I’ve been wondering about the relationship between insiders and outsiders ever since I was at university and then at the BBC, and have concluded (a) that it’s the combination of background and ambition that makes the difference, and (b) the outsider who wants to be an insider is the most dangerous of all combinations, for that way corruption lies.

I’ve assigned these groupings to British politicians because they are sufficiently in the public domain to be able to apply judgments.

The insiders

So, working around the two-by-two clockwise from the top left, the Insider-Insider can go both ways, though they’re never going to shock you. In their ‘insiderness’ they tend to represent the dominant ideas of the time. So both Harold Macmillan, the British Conservative Prime Minister of the late 1950s and early 1960s, and David Cameron, are Insider-Insiders. Macmillan, in power during the years of the post-war settlement was a One Nation politician who would be regarded as relatively socially progressive by the standards of the early 21st century, whereas the other seems, well, less so. There’s probably a theory about social status and networks sitting behind this observation, but I’m not going to tease it out here.

The Insider-to-Outsider are likely to be most disdainful of the the workings of the system, and can be most radical. Clement Attlee, Britain’s Labour 1945 Prime Minister, educated at Haileybury College, but radicalised by his experience of working in the East End of London, who led the most radical government in British history, would come into this category. I’ve put Tony Benn into the diagram, since he went to law to be allowed to decline the peerage he inherited from his father, and was a fairly conventional government minister in the ’60s and ’70s, before becoming increasingly radical in the ‘80s and ‘90s.

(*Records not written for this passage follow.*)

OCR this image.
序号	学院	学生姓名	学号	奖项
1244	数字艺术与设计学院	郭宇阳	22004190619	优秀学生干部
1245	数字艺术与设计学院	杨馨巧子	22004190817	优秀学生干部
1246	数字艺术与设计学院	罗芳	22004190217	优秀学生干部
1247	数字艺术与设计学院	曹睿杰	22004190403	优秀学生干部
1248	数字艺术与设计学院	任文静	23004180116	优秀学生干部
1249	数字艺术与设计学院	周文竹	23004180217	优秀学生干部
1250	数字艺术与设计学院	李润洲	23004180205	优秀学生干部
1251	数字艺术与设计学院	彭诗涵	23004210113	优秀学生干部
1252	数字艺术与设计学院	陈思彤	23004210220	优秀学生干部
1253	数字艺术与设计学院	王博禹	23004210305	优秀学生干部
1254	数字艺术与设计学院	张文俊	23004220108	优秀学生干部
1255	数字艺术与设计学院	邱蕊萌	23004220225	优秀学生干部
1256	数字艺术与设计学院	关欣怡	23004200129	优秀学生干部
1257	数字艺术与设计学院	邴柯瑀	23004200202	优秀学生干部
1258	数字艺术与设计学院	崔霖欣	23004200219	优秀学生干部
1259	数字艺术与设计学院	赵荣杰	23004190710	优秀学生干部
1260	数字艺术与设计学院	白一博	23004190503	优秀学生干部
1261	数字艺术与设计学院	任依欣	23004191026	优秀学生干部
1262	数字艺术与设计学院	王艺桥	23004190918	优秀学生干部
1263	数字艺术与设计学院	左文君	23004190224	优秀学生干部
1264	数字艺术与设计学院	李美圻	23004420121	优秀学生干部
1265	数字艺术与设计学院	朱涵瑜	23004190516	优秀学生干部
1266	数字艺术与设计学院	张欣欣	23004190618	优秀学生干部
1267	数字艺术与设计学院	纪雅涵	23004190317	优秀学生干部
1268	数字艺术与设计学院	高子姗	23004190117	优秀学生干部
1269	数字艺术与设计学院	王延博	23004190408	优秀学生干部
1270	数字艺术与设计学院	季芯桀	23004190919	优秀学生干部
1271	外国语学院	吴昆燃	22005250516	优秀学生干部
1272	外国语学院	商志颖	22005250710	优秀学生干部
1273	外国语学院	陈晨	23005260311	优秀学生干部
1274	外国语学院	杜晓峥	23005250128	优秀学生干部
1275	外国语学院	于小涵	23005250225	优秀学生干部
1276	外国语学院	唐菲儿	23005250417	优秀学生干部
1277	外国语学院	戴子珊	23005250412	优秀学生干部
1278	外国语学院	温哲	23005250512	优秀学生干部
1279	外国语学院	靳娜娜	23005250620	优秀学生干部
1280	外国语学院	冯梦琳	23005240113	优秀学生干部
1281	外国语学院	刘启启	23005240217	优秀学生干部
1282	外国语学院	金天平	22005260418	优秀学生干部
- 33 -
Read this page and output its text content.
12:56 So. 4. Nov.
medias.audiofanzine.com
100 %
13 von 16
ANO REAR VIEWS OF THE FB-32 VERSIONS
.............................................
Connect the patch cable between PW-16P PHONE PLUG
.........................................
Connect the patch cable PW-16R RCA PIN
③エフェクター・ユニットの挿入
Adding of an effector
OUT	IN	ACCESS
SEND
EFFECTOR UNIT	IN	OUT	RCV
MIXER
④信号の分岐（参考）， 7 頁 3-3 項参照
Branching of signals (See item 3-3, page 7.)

But they are always accused of hypocrisy, as if someone can’t have an intellectual life separated from their social background. In fact, it’s precisely this that makes them radical; they’ve had to go on an intellectual and emotional personal journey to distance themselves from the social and cultural milieu they were brought up in.

The outsiders

The Outsider-Outsiders want to get things done, and are impatient with all the flummery that goes with it. Margaret Thatcher was the classic Outsider-Outsider, but Gordon Brown also fits into this mould (declining to wear black tie for his Mansion House speech as Chancellor, declining his Prime Minister’s pension.) Of the present crop, Nicola Sturgeon is here, along with Alex Salmond; indeed that’s a whole part of the SNP’s positioning and appeal within Scotland. Ed Miliband’s tragedy is that he’s probably here too, judging by the things he chose to fight his battles over, but trapped within a semi-Blairite Labour Party he went in and out of focus.

Outsiders-to-Insiders tend to mistake the trappings (the money, the status, the position) for the real thing, and that’s why they are most dangerous. Position becomes more important than purpose. There’s a telling anecdote about Tony Blair arriving in his constituency after he’d resigned as Prime Minister, and was therefore just another constituency MP, scanning the car park for the Ministerial car and realising that he’d been downgraded.

Clegg’s enthusiasm

And one can’t help think that Clegg’s enthusiasm for Coalition Government, whatever the rationalisation after the Liberal Democrat’s destruction at the polls last week, was partly because he was an Outsider-who-wanted-to-be-an-Insider. Anything else, and he wouldn’t have been so easily outmanoeuvred by Cameron. Earlier Liberal leaders were either Outsider-Outsiders (like David Steel) or Insider-Outsiders (Jeremy Thorpe, Paddy Ashdown). For their own sake, they need to elect an Outsider-Outsider this time to regain some credibility and rebuild a distinctive political position.

I’d put the former US President Clinton into the same Outsider-Insider category, and probably Reagan as well. And one of the reasons why Obama has disappointed was that we hoped that he was an Outsider-Outsider, but he it turned out that he was another Outsider-to-Insider, fawning to Wall Street and the American defence/security establishment. An Outsider-Outsider would have closed the prison at Guantanamo Bay years ago.

Being accepted

Perhaps this seems to personalise politics too much, but I don’t think so. This is more a question of culture. A party dominated by Outsider-Insiders will never challenge the status quo. They are much more likely to amplify it. Being comfortable, being accepted, in the corridors of power is more important to them than getting things done. The position is the purpose. And, for my money, the history of New Labour (Lord Mandelson, with his desperation to live in Notting Hill, for example) was the history of a party that was traditionally a party of outsiders being co-opted by people who wanted to be insiders instead.